Audit Department Structure
While an internal audit department is most often thought of as a team of full-time employees, there are actually many different ways in which a department can be structured. As the world becomes more digital and fast-paced, outsourcing has become a more attractive option for some organizations. Internal audit can be fully outsourced or partially outsourced, allowing for flexibility in cases where turnover is high.
In addition, departments can implement a rotational model. This allows for interested employees around the organization to rotate into the internal audit department for a period of time, allowing them to obtain knowledge of risks and controls and allowing the internal audit team to obtain more business area knowledge. This program is popular in very large organizations, but organizations tend to rotate lower-level audit staff instead of managers. This helps prevent any significant knowledge loss as auditors rotate out to business areas.
Consulting is not an easy task at any organization, especially for a department that can have negative perceptions within the organization as the "compliance police". However, once an internal audit department has delivered value to organization, adding consulting to their suite of services is a smart move. In most cases, internal audit can insert themselves into a consulting role without affecting the process of project management at the company. This means that internal audit can add objective assurance and opinions to business areas as they develop new processes, instead of coming in periodically to audit an area and file issues that could have been fixed at the beginning.

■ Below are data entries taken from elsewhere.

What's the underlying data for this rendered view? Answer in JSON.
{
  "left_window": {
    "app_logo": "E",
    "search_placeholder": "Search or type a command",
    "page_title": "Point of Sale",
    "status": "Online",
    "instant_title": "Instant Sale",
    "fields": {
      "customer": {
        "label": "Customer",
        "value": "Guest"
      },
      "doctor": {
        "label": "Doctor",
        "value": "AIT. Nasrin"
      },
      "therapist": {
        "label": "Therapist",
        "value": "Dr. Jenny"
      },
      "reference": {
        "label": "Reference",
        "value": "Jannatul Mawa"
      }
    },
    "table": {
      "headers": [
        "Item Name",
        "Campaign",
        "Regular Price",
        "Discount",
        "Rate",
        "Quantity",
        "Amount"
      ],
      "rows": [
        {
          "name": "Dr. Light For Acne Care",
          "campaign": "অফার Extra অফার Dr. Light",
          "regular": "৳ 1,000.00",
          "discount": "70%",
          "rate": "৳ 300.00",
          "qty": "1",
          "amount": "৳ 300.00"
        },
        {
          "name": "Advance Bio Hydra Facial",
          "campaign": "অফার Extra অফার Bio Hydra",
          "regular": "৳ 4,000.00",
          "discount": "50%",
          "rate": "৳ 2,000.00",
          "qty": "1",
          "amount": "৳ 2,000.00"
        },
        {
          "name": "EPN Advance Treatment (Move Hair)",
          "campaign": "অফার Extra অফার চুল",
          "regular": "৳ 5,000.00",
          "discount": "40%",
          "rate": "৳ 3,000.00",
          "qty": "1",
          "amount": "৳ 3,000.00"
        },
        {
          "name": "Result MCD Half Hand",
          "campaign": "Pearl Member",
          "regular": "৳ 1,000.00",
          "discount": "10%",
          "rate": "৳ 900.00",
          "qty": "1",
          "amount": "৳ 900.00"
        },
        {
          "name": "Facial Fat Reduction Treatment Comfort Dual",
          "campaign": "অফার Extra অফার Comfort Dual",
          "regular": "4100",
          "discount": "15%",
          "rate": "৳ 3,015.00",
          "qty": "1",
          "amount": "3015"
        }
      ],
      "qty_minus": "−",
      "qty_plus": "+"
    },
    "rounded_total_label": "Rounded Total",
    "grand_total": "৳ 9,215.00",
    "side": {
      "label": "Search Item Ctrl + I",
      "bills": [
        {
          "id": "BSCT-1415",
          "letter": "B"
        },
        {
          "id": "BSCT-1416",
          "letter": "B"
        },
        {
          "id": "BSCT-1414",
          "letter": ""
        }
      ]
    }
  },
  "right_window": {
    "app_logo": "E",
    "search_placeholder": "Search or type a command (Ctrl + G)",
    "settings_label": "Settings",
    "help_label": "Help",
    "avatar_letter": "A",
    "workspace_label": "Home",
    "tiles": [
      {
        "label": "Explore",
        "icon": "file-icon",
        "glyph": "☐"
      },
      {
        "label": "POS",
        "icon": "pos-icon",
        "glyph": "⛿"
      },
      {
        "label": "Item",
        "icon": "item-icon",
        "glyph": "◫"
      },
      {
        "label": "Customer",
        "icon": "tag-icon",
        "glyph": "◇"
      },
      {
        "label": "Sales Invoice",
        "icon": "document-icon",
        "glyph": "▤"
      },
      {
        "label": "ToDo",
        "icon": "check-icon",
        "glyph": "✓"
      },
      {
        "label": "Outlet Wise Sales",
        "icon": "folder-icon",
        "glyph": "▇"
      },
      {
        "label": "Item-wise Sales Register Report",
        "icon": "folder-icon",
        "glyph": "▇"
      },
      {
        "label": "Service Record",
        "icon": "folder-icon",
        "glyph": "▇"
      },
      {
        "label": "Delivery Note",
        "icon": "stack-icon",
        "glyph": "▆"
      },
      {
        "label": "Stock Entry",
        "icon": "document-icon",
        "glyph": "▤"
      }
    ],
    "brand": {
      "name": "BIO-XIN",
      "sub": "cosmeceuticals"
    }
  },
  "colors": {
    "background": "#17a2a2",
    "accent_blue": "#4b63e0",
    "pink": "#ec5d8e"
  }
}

Data Science & Data Analytics
Fig. 5 - Data Science Skill Set
One major piece of the internal audit function in the modern world is data science. While the process is data science, most auditors will refer to anything in this realm as data analytics. Hot topics such as robotic process automation ( RPA), machine learning (ML), and data mining have taken over the auditing world in recent years. These technologies have been immensely helpful with increasing the effectiveness and efficiency of auditors.
For example, mundane and repetitive tasks can be automated in order for auditors to make more room in their schedules for labor-intensive work. Further, auditors will need to adapt technologies like machine learning in order to extract more value from the data they're using to form conclusions.